Le président du Conseil européen Donald Tusk suggère plutôt de se concentrer sur la création de « plateformes de débarquement » hors de l’Union européenne destinées aux migrants secourus en mer. Ces centres de rétention seraient installés en concertation avec les Nations unies (UNHCR) et l’Organisation internationale pour les Migrations (OIM). « L’alternative à cette solution serait une fermeture chaotique des frontières, aussi à l’intérieur de l’UE, ainsi que des conflits entre Etats membres », avertit Donald Tusk. Le Premier ministre Charles Michel y est également favorable. L’idée, proposée en 2015 au plus fort de la crise par le Premier ministre hongrois Viktor Orban et rejetée illico, semble désormais réunir un consensus.
Ces centres opéreraient un tri entre migrants économiques et réfugiés. Les premiers seraient rapatriés dans leur pays d’origine par l’Union européenne, les autres seraient installés en Europe. Selon le chancelier autrichien Sebastian Kurz, en coalition avec l’extrême droite, ces plateformes permettraient de « briser l’activité économique des trafiquants ».
Plusieurs questions restent en suspens. Combien de temps les migrants pourront-ils être revenus ? Quels pays africains ou européens accepteront d’accueillir ces camps ? L’Albanie et la Tunisie ont décliné. » ’est envisageable, mais uniquement en Libye car le gouvernement nationale est évanescent », dit une source.

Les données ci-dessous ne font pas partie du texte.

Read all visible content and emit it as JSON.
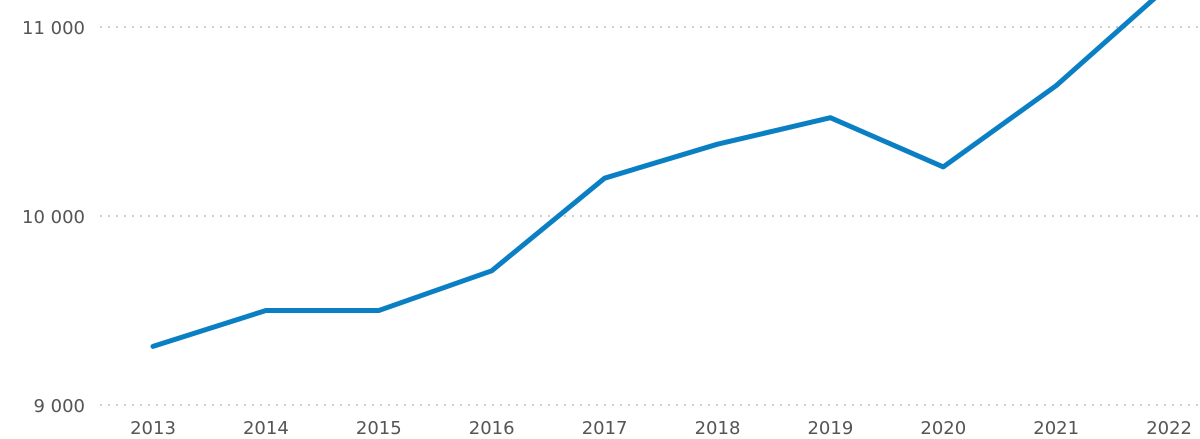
{
  "chart_data": {
    "type": "line",
    "title": "",
    "xlabel": "",
    "ylabel": "",
    "categories": [
      "2013",
      "2014",
      "2015",
      "2016",
      "2017",
      "2018",
      "2019",
      "2020",
      "2021",
      "2022"
    ],
    "series": [
      {
        "values": [
          9310,
          9500,
          9500,
          9710,
          10200,
          10380,
          10520,
          10260,
          10690,
          11220
        ]
      }
    ],
    "ylim": [
      9000,
      11000
    ],
    "y_ticks": [
      {
        "value": 9000,
        "label": "9 000"
      },
      {
        "value": 10000,
        "label": "10 000"
      },
      {
        "value": 11000,
        "label": "11 000"
      }
    ],
    "grid": true,
    "legend": "none",
    "colors": {
      "series": "#0a7fc4",
      "gridline": "#cfcfcf",
      "tick_label": "#555555"
    }
  }
}
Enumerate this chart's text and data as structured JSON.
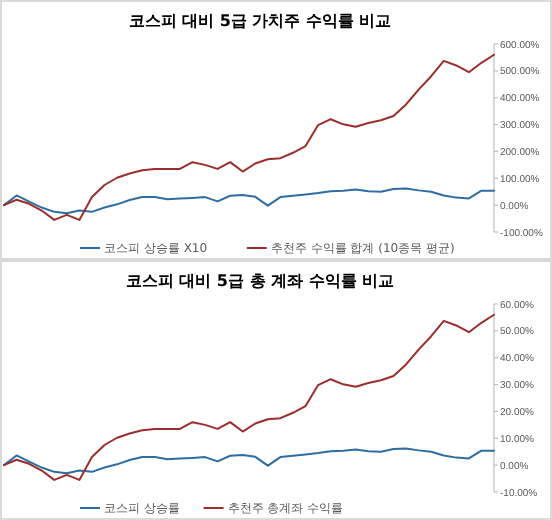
{
  "chart_data": [
    {
      "type": "line",
      "title": "코스피 대비 5급 가치주 수익률 비교",
      "categories": [
        null,
        null,
        null,
        null,
        null,
        null,
        null,
        null,
        null,
        null,
        null,
        null,
        null,
        null,
        null,
        null,
        null,
        null,
        null,
        null,
        null,
        null,
        null,
        null,
        null,
        null,
        null,
        null,
        null,
        null,
        null,
        null,
        null,
        null,
        null,
        null,
        null,
        null,
        null,
        null
      ],
      "series": [
        {
          "name": "코스피 상승률 X10",
          "color": "#2e6ca4",
          "values": [
            0,
            36,
            13,
            -9,
            -25,
            -30,
            -20,
            -25,
            -9,
            3,
            19,
            30,
            30,
            22,
            25,
            27,
            30,
            14,
            35,
            38,
            31,
            -2,
            30,
            35,
            40,
            45,
            52,
            54,
            58,
            52,
            50,
            60,
            62,
            55,
            50,
            36,
            28,
            25,
            54,
            54
          ]
        },
        {
          "name": "추천주 수익률 합계 (10종목 평균)",
          "color": "#9b2d2d",
          "values": [
            0,
            20,
            5,
            -20,
            -55,
            -36,
            -55,
            30,
            75,
            102,
            118,
            130,
            135,
            135,
            135,
            160,
            150,
            135,
            160,
            125,
            155,
            171,
            175,
            195,
            220,
            298,
            320,
            301,
            292,
            306,
            316,
            332,
            375,
            430,
            480,
            537,
            520,
            495,
            530,
            560
          ]
        }
      ],
      "ylim": [
        -100,
        600
      ],
      "yticks": [
        {
          "value": -100,
          "label": "-100.00%"
        },
        {
          "value": 0,
          "label": "0.00%"
        },
        {
          "value": 100,
          "label": "100.00%"
        },
        {
          "value": 200,
          "label": "200.00%"
        },
        {
          "value": 300,
          "label": "300.00%"
        },
        {
          "value": 400,
          "label": "400.00%"
        },
        {
          "value": 500,
          "label": "500.00%"
        },
        {
          "value": 600,
          "label": "600.00%"
        }
      ],
      "legend": "bottom",
      "tick_labels": "y"
    },
    {
      "type": "line",
      "title": "코스피 대비 5급 총 계좌 수익률 비교",
      "categories": [
        null,
        null,
        null,
        null,
        null,
        null,
        null,
        null,
        null,
        null,
        null,
        null,
        null,
        null,
        null,
        null,
        null,
        null,
        null,
        null,
        null,
        null,
        null,
        null,
        null,
        null,
        null,
        null,
        null,
        null,
        null,
        null,
        null,
        null,
        null,
        null,
        null,
        null,
        null,
        null
      ],
      "series": [
        {
          "name": "코스피 상승률",
          "color": "#2e6ca4",
          "values": [
            0,
            3.6,
            1.3,
            -0.9,
            -2.5,
            -3,
            -2,
            -2.5,
            -0.9,
            0.3,
            1.9,
            3,
            3,
            2.2,
            2.5,
            2.7,
            3,
            1.4,
            3.5,
            3.8,
            3.1,
            -0.2,
            3,
            3.5,
            4,
            4.5,
            5.2,
            5.4,
            5.8,
            5.2,
            5,
            6,
            6.2,
            5.5,
            5,
            3.6,
            2.8,
            2.5,
            5.4,
            5.4
          ]
        },
        {
          "name": "추천주 총계좌 수익률",
          "color": "#9b2d2d",
          "values": [
            0,
            2,
            0.5,
            -2,
            -5.5,
            -3.6,
            -5.5,
            3,
            7.5,
            10.2,
            11.8,
            13,
            13.5,
            13.5,
            13.5,
            16,
            15,
            13.5,
            16,
            12.5,
            15.5,
            17.1,
            17.5,
            19.5,
            22,
            29.8,
            32,
            30.1,
            29.2,
            30.6,
            31.6,
            33.2,
            37.5,
            43,
            48,
            53.7,
            52,
            49.5,
            53,
            56
          ]
        }
      ],
      "ylim": [
        -10,
        60
      ],
      "yticks": [
        {
          "value": -10,
          "label": "-10.00%"
        },
        {
          "value": 0,
          "label": "0.00%"
        },
        {
          "value": 10,
          "label": "10.00%"
        },
        {
          "value": 20,
          "label": "20.00%"
        },
        {
          "value": 30,
          "label": "30.00%"
        },
        {
          "value": 40,
          "label": "40.00%"
        },
        {
          "value": 50,
          "label": "50.00%"
        },
        {
          "value": 60,
          "label": "60.00%"
        }
      ],
      "legend": "bottom",
      "tick_labels": "y"
    }
  ]
}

Accords sur les mouvements secondaires
Lors du « mini-sommet » de dimanche dernier, Angela Merkel a encouragé la conclusion d’accords bilatéraux entre les Etats européens pour limiter les mouvements de migrants intra-européens. Plusieurs dirigeants européens ont soutenu cette idée lors de leur arrivée au sommet (Grèce, Espagne, Finlande, Luxembourg). La France serait d’accord pour conclure un tel accord bilatéral avec l’Allemagne, selon plusieurs sources.
Dans le projet de conclusions, les Vingt-huit reconnaissent « les mouvements secondaires » de migrants qui « menacent l’intégrité de l’acquis Schengen » et du droit d’asile européen. Les Etats européens sont invités à « prendre toutes les mesures légales et administratives » pour contrer ces mouvements et à coopérer entre eux.
Les dirigeants devraient également se mettre d’accord sur une coopération accrue avec les pays d’origine des migrants, principalement africains, afin de prévenir une future vague migratoire. Des ressources devront être prévues à cet effet dans le prochain budget de l’UE (2021-2027).
A court terme, la Commission européenne demande aux Etats de s’engager à verser 500 millions d’euros d’aide aux pays africains.
Charles Michel place les Diables rouges
Dans ce climat de crise, le Premier ministre Charles Michel a tenté de détendre l’atmosphère en remettant un maillot des Diables rouges à la Première ministre britannique Theresa May, qui s’est montrée ravie du geste. Il a également offert des écharpes de l’équipe belge à Jean-Claude Juncker, au dirigeant néerlandais Mark Rutte, au Luxembourgeois Xavier Bettel et à l’Irlandais Leo Varadkar.